Real-Time Electrochemical Measurement of N-Acetyl-ß-D-Glucosaminidase Activity, Using Redox-Tagged N-Acetyl-ß-D-Glucosaminide Hydrolysis as Proof-of-Principle

In-situ amperometry was used as a convenient non-optical tool for the assessment of the chitooligosaccharide-hydrolyzing activity of N-acetyl-$\beta $ -D- glucosaminidase from the marine Vibrio harveyi (VhGlcNAcase). Signal generation used a 3-mm-diameter boron-doped diamond (BDD) electrode for the anodic oxidation of 4-methylumbelliferone (4MU), which is released from the model substrate 4-methylumbelliferyl-N-acetyl-β-D-glucosaminide (GlcNAc-4MU) by enzymic hydrolysis. The recorded rise in 4MU electrode current reported the release of the redox label in real time and amperometric data analysis reproduced the Michaelis-Menten VhGlcNAcase activity plots derived from standard spectroscopic assays.
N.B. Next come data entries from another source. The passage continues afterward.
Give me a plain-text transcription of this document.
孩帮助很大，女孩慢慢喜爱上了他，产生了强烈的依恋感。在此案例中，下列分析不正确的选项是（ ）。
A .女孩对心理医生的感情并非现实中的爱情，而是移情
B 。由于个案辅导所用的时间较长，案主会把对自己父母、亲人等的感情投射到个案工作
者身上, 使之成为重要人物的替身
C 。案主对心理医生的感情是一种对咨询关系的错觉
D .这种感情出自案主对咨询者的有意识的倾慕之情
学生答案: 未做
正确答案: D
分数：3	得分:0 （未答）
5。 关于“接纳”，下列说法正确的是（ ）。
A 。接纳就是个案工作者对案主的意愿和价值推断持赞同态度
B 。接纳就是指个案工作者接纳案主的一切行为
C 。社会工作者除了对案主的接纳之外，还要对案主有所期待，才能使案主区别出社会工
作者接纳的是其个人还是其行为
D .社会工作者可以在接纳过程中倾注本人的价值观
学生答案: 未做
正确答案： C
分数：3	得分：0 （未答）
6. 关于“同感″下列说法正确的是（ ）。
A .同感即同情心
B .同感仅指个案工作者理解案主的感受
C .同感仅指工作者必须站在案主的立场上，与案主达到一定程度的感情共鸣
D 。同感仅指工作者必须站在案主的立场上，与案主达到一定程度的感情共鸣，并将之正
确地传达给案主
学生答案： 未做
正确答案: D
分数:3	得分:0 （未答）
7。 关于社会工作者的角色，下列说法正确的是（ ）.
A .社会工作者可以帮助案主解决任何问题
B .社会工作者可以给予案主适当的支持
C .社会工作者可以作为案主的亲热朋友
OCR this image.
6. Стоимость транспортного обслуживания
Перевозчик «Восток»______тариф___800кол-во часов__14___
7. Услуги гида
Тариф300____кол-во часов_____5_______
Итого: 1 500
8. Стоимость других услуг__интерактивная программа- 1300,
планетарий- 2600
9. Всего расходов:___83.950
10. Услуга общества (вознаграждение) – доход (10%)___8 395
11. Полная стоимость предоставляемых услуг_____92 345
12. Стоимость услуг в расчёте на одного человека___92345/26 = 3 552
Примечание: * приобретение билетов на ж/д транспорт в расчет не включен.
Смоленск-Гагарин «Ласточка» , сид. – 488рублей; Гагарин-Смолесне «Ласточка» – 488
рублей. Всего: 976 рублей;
Since it provides continuous readout, amperometry avoids the use of reaction-stopping chemicals and is also practical in turbid test solutions. Furthermore, the established electrochemical enzyme activity assay offers the chance to study novel substrate-attached redox tags and to explore assay miniaturization through implementation in microfluidic devices, enables portable assay development through the use of mini-potentiostats with smart phone/tablet connectivity and aids assay automation through combination with platforms for robotic electrochemistry.